I do strongly believe that folks like me need to take one for the team,
and distill the firehose for the team. I don't only do that for the l10n
community, but also the l10n-drivers team.
This year, we've condensed it pretty much, and made it part of the first
half day in our l10n hackathons.
In fact, one of the key arguments for me in favor of doing the
hackathons all around the world was to relay some key messages from the
larger organizational updates and news.
We intend to continue to do that next year. Next week, we'll hash out
the details of what we actually need to collaborate on with you guys in
person, so the format might change or not.
Doing these updates on the mailing lists is hard, sadly. A *lot* of
folks are complaining about the signal-to-noise ratio on the l10n lists.
Giving status updates is hard, without having the ability to quickly
dismiss an update as "I don't care" or "I already know", or even more
importantly "what's that thing you talk about in the first place?". I
personally can't really deliver them in writing, at least. Maybe there's
a better communication pattern and channel to let people find out what's
*actually* important to l10n folks?
As for Thunderbird in particular:
Micheal is referring to the discussion in
https://groups.google.com/forum/#!topic/mozilla.governance/kAyVlhfEcXg,
for those that lack context.
The following is me as a Thunderbird user, long-time mozillian, and
Firefox l10n-drivers staff. I.e., my personal involvement in Thunderbird
and Localization don't overlap at all, and never did.
There are a bunch of people already putting words into Mitchell's mouth.
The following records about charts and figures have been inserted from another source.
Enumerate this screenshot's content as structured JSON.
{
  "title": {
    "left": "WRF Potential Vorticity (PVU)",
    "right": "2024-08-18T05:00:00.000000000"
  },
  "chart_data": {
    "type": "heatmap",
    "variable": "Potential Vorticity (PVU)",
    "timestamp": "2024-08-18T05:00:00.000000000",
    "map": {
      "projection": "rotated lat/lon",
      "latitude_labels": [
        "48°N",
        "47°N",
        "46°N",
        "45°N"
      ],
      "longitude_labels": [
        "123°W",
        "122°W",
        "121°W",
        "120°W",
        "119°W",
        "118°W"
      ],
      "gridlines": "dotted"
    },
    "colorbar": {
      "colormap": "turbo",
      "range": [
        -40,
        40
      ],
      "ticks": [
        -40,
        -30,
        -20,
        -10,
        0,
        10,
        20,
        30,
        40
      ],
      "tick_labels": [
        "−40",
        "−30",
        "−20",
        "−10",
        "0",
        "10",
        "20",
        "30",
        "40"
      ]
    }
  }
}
Please don't join the club. So far, she hasn't said anything different
from what has been said in the past couple of years. Her words were in
the context of making the integration of Thunderbird and Firefox tighter
than it currently is, and she disagrees. Given the current mix doesn't
work for anybody, further apart is what she recommends.
I am lucky enough to get a chance to talk to Mitchell face to face every
now and then. I even talked to her about Thunderbird not too long ago.
I've seen her face being torn between her personal email experience, and
her personal vision for the health of the mozilla organization.
At this point, her (and Mark's) organizational statements are in line
with previous messaging. I personally (and a few others in .governance)
understand those, but we also have a more or less concrete idea of the
technical problems lying ahead of Thunderbird. And those aren't yet
addressed. As Mitchell has mentioned, we're early in this conversation.
At the same time, there are a lot of forcing functions for this
conversation when it comes down to removal of XUL from the platform etc.
I'm confident that technical folks are going to have a conversation that
parallels the organizational one. How exactly that conversations goes,
and what it turns out with, I don't know.
Which is also a reason why I wouldn't have done an update on that on the
l10n groups at this point.
I think that the organizational and technical future of Thunderbird is
challenging. The best we can do for Thunderbird is to keep an open mind,
and assume best intentions for Thunderbird in the people driving the
decision making.
Also take into account that those two conversations are interlinked, but
also separate to a significant degree.
I invite Fallen and/or Standard8 can comment with their personal take, too.